Lloyd Evans Lloyd Evans

PMQs sketch: Dave gloats in front of Saint Hattie

Poor old Labour. They’re still so crushed by the election result that they put up dead-parrot Harriet Harman against Cameron every Wednesday. Why not let the leadership candidates use him for target practice instead?

PMQs is sometimes a contest of ideas and sometimes a contest of insults. Today it was a contest of moral registers. Harman asked about the EU referendum and Cameron scoffed at her colleagues for voting en bloc for a referendum they’ve opposed for five long years. ‘The biggest mass conversion since that Chinese general baptised his troops with a hose pipe.’

Harman was off. She scrambled to the top of Sanctimony Hill and delivered a sermon on the mount. Cameron was the prime minister, she conceded. ‘He won the election. He doesn’t need to do the ranting and sneering and gloating. He can just answer the question. He should show a bit more class.’

Fat chance. Cameron is a pugilist by instinct and training, and he regards the label ‘attack-dog’ as a far higher accolade than ‘statesman’. When Harman asked about childcare he cited one of her public lamentations over Labour’s defeat. ‘A great number of people feel relieved we’re not in government,’ Harman has said.

‘He just can’t help himself,’ she wailed. ‘Gloat. Go right ahead and gloat.’ And she begged him to give ‘an answer’ to her next question ‘rather than a gloating session.’

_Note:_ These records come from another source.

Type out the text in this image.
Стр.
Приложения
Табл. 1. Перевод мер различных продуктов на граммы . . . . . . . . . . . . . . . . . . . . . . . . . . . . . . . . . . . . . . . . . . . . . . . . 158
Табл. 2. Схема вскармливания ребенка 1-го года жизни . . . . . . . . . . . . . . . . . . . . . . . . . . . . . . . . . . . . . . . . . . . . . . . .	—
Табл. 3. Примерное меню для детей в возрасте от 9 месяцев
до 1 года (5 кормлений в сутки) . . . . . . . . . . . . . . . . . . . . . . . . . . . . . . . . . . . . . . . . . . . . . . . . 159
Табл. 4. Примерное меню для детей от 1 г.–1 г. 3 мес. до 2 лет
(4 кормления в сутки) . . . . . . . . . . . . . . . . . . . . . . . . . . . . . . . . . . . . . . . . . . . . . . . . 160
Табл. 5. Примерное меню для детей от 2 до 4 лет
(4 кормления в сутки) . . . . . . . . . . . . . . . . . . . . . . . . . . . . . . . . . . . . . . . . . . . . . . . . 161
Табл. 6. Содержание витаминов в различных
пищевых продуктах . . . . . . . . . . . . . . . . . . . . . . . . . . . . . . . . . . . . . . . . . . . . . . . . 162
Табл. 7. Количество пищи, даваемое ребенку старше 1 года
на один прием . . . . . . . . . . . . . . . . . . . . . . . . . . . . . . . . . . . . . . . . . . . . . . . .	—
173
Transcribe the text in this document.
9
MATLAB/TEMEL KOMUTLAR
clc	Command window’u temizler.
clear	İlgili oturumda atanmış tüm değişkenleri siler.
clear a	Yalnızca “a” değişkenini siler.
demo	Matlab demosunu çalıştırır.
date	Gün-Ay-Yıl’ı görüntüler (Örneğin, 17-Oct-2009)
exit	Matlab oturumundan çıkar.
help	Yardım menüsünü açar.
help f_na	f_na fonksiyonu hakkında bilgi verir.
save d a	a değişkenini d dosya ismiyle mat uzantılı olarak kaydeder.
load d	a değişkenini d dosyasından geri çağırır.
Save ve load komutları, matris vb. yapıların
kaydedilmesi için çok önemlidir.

Cameron echoed her vocabulary. It’s hardly ‘gloating’, he said, to quote his opponent with approval. He rubbed it in with another of her recent confidences.

‘People tend to like a leader who they feel is economically competent.’ Cameron thanked her for this accolade.

These tactics may seem puerile but they’re hardly blameworthy. No one forces Harman to hand weapons to her foes. Maybe she should think twice before giving the Tories the keys to her ammunition dump.

Angus Robertson maintained the high-minded atmosphere when he spoke about inequality in the UK. Bosses must pay the living wage, he said. The PM was chuffed to reveal that Number 10 is among those generous and enlightened employers.

‘I hope that’s not gloating,’ he added, still grinding his knife into Saint Hattie.

Robertson complained that the UK government’s subsidiary agencies don’t pay the living wage. But all of Scotland’s do.

That, said Cameron, is because Scotland gets lots of extra cash from England. But the consensus on fiscal autonomy has broken down. He quoted an SNP politician who calls it, ‘disastrous’. Another says it’s ‘economic suicide.’ Typical SNP, said the PM.

‘You ask for something you don’t want, then complain when you don’t get it.’

This is just the sort of tacky, school-boy jeering that so many viewers of PMQs complain about. But it’s the lifeblood of parliament. The PM is a politician not a constitutional philosopher. If Aristotle occupied Number 10 we might marvel at his far-sighted profundities for a week or two but we’d soon grow tired and have him replaced with a down-and-dirty cage-fighter.

Saint Hattie’s disciples are supported by Mr Bercow who regularly pines for a loftier tone at PMQs. The risk is that the Commons fills up with self-admirers, do-gooders and tramp-stroking aid-workers whose reverence for ‘the dignity of the House’ is merely a cloak for their touchiness and pomposity.

Cock-pit politics may be squalid, vulgar and unilluminating but it’s far more entertaining than its contrary. And it’s more honest. Politicians simmer with contempt and loathing for their enemies. Why shouldn’t they show it? At least we can see them as they are.

And if voters don’t like it, let them stand.